Sarah gradually made other adjustments to her diet, including intermittent fasting, where she eats only during an eight-hour window each day. She continued to work out on her own and kept losing weight. The trainers at the EFC noticed Sarah’s progress, and through casual interactions, they celebrated her success.
At work, Sarah’s teammates acknowledged her progress and gave her some good-natured teasing about how her scrubs were hanging off her. Sarah knew her weight loss was not complete, though, so she didn’t want to buy too many sets of scrubs just yet.
Eventually, Sarah got down to about 170 pounds – an 80-pound drop. That’s when she added more strength training to her workouts and enlisted the guidance of Courtnie Whaley, a certified personal trainer.
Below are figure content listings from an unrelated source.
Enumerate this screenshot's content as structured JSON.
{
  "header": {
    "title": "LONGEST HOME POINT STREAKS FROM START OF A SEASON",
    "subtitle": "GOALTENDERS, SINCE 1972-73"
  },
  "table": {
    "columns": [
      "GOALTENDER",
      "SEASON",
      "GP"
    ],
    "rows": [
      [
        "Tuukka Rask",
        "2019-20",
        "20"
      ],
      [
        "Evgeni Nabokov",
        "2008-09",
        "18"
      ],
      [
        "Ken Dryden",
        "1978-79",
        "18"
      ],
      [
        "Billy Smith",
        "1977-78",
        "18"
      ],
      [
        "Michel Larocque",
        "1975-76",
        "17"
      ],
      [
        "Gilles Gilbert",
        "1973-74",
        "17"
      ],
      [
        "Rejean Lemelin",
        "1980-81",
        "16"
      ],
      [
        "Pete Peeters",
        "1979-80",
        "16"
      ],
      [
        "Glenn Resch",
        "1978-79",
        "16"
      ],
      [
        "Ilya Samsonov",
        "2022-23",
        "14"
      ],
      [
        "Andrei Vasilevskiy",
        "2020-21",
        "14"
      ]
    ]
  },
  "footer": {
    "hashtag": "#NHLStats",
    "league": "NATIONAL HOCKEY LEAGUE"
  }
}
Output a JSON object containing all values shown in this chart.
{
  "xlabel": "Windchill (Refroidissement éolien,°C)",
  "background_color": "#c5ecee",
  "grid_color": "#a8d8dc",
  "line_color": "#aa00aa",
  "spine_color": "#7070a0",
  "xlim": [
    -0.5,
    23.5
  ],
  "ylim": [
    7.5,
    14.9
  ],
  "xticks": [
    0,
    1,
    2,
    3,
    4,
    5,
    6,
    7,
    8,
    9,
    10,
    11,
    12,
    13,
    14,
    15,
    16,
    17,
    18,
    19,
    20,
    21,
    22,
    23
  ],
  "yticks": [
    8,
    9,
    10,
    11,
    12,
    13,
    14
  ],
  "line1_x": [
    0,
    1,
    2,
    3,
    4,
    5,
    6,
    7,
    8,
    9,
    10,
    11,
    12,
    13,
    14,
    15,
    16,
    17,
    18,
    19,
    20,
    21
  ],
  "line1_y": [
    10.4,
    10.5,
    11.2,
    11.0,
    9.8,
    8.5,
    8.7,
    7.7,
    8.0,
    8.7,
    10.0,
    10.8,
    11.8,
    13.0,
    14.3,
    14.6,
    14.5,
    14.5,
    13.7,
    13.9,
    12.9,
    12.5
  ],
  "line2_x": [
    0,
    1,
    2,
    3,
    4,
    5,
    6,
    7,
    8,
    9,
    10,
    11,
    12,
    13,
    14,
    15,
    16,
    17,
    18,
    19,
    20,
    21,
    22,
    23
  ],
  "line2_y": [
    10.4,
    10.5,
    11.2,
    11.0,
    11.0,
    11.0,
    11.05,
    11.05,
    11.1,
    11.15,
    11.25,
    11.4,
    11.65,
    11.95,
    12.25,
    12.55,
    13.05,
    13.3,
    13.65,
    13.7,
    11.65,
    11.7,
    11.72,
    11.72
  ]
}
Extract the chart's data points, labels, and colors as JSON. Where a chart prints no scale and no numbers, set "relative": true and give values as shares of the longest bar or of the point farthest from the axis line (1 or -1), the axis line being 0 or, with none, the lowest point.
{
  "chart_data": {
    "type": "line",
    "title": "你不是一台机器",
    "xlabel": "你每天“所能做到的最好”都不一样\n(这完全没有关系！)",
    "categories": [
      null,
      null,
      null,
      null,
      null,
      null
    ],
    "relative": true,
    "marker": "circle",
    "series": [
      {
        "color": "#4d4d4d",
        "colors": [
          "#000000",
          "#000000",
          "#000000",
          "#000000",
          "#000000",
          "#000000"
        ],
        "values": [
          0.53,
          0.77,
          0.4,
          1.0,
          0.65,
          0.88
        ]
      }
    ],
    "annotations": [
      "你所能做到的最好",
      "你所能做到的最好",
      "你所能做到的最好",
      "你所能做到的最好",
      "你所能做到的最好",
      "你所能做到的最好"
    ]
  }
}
Courtnie showed Sarah how to use more of the equipment at the EFC and devised a strength training system for Sarah.
About a year and a half after she first walked to the end of the road and back, Sarah reached her goal weight. At 5-foot-1, she continues to monitor her weight, keeping it consistently below 115 pounds, about 140 pounds from where she started.
A self-described introvert, Sarah is sharing her story – even the embarrassing moments – because she wants others to be inspired.
“I’ve noticed so much improvement in my endurance, energy, mood and strength,” Sarah said. “It’s hard to admit when you have a problem and harder still to change, but I’m living proof that it’s possible. I hope that sharing my story can encourage someone to find the determination to strive toward whatever health goals they set for themselves.”